The Christian life is a journey over a strange and dangerous path. The path itself can take surprising turns and seem to disappear altogether at times. This past week was disappointing for many evangelicals in America and has resulted in much soul searching. Many have concluded that we are now a “post-moral” society and that we have in fact gone over the abyss.
While I am not prepared to come to that conclusion yet, it is clear that we do not live in our father’s America. This is certainly not a predominantly white, conservative, protestant country any more. We are far more diverse and becoming more so by the year as immigration increases and births among minority groups outpace others.

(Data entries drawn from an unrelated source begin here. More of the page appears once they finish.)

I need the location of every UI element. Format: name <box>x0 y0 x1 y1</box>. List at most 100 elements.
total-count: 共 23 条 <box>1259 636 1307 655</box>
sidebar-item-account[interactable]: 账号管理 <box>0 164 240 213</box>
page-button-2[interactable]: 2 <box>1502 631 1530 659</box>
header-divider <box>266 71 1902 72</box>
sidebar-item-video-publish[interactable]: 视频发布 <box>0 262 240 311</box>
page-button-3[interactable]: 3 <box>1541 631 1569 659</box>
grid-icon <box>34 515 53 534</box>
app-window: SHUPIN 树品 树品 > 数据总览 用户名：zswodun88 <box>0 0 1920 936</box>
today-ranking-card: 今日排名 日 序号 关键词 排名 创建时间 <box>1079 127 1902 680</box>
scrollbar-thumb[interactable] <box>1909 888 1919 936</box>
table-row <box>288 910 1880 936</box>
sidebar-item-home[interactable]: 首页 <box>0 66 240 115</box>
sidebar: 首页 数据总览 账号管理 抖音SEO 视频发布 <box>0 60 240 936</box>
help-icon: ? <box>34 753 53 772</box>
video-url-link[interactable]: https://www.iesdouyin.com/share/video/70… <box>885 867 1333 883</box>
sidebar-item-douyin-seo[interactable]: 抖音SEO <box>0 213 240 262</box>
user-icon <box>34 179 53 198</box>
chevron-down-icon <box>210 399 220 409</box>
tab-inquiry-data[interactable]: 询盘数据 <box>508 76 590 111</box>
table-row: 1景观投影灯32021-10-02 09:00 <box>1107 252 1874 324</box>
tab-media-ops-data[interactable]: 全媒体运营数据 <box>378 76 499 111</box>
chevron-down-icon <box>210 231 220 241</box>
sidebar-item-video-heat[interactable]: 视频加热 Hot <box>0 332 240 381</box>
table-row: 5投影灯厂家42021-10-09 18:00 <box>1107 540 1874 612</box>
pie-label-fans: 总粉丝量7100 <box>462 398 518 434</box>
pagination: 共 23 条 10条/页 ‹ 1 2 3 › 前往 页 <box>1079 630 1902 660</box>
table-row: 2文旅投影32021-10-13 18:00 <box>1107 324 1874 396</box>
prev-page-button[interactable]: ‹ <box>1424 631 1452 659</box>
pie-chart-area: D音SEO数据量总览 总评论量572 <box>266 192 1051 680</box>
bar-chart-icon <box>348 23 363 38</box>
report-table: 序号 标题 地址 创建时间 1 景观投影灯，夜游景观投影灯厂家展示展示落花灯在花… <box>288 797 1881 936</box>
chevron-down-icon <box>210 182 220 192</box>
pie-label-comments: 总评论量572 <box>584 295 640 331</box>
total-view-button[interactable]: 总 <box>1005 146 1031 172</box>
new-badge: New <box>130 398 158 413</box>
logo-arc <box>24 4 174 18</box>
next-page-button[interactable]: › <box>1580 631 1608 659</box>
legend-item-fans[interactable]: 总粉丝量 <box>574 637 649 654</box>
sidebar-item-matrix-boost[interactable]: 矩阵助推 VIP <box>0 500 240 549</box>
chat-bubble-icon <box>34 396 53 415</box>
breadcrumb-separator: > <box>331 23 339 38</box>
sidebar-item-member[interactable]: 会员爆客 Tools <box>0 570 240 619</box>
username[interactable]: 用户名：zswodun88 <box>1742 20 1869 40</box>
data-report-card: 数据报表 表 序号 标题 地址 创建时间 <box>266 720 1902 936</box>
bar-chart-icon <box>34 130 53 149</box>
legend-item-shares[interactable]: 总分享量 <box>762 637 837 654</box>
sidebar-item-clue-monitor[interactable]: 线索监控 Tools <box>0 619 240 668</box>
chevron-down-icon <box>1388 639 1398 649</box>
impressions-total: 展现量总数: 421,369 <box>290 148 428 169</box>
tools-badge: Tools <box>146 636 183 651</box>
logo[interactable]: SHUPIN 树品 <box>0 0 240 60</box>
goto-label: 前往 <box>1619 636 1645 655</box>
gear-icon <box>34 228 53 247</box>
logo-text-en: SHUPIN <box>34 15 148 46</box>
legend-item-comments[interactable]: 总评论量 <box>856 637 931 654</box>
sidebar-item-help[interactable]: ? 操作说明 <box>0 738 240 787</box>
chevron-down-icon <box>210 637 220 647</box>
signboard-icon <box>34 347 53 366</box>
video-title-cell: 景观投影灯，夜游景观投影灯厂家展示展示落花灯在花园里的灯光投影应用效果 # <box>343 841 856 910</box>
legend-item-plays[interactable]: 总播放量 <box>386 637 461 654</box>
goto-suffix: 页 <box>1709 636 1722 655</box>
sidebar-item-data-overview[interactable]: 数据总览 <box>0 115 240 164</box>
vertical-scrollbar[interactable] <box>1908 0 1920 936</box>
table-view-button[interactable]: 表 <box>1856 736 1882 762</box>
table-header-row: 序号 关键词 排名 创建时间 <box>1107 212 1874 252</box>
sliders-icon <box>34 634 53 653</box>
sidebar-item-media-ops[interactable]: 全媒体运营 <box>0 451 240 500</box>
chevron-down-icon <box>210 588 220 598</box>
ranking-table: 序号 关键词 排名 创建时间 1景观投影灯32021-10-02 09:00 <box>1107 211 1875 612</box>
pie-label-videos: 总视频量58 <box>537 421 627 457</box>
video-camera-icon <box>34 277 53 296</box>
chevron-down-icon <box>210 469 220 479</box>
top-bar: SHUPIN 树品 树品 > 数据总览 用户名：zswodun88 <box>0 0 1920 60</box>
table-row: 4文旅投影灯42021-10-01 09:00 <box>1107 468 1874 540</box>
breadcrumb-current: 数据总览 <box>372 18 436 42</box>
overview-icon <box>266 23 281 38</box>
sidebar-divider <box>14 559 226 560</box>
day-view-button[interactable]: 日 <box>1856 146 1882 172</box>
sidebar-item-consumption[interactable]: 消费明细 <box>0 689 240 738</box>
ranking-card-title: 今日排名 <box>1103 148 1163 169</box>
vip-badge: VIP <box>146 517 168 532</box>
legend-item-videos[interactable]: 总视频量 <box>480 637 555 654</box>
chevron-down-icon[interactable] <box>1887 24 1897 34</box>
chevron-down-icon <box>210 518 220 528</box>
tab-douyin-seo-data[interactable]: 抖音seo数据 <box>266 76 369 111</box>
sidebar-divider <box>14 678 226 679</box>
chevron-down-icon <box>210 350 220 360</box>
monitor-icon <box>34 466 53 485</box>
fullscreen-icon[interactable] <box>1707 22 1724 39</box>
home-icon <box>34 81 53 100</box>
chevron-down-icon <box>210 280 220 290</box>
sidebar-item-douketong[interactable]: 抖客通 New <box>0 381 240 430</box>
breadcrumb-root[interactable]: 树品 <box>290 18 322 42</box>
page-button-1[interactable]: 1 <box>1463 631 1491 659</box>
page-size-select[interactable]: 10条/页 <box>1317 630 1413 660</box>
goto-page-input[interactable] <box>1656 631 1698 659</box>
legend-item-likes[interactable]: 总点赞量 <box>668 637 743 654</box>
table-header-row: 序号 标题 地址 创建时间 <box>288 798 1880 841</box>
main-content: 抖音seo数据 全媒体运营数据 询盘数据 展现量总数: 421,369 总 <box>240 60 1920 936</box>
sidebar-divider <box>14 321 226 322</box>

Interestingly two of these groups, Hispanics and African Americans, are not generally pro-choice or pro-gay rights and yet they did not vote for the conservative “moral” candidate.
It seems to me that the louder the conservative evangelical voices have shouted into the conversation about politics in our country, the less influential they have become. Our churches may have become more vocal on a variety of issues in recent years, but we are having a harder and harder time convincing people to vote for “our” candidates. Maybe our tone and our lives need some real examination in light of recent events.
While some of the ads that various candidates ran on TV were pretty hard hitting and often had questionable accuracy, they paled in comparison to the negativity on Facebook. Unfortunately, some of the worst attacks were made by evangelicals and not just against candidates. As the comments sections of Facebook posts seemed to grow daily during the campaign, many of these became viscous personal attacks on the people making the comments. Somehow, “in the name of Christ”, many Godly believers left their civility on the sidelines, took off the gloves and responded in the most un-Christlike manner to people that they did not even know. It is no wonder that non-Christians have such negative stereotypes of those of us who claim the name of Christ.
Recently my son wrote a paper and then had to make a speech on a hot topic in modern culture. He chose to write and speak about abortion and did a great job in preparing effective and persuasive arguments for the predominantly secular audience at his public High School. To my surprise, he was not ridiculed or criticized by his classmates for the choice of topic or for his presentation. Interestingly, several classmates even commented that they agreed with his views. Clearly, it is not only evangelicals who understand the horrors of taking the life of the unborn.
On Sunday, we heard a great presentation at our church by Bethany Christian Services, an organization actively involved in making adoptions a viable option for as many as possible. I was deeply convicted about my own lack of concern about this vital issue and how little I have done to walk the walk and not just talk the talk. Out of that conviction, I took a first small step to actually doing something. I took a small collection box they had provided for families to gather loose change and brought it home. It sits in a prominent place as a reminder that even small actions can make a real difference. I know that I can do much more and am praying about what my next steps should be.
Maybe it would be appropriate for us to take a “time out” from talking so much about our beliefs in the public square and actually start living out our values on a daily basis. While there will always be a place for the church to speak into our culture about moral values, now may not be the best time. Instead, it seems like we have a lot to repent of and might want to take time to examine the concept of being a “faithful presence” as noted author James Davison Hunter so wisely suggested. If our actions spoke as loudly as our words, maybe we would have more actual influence in the culture we are seeking to change.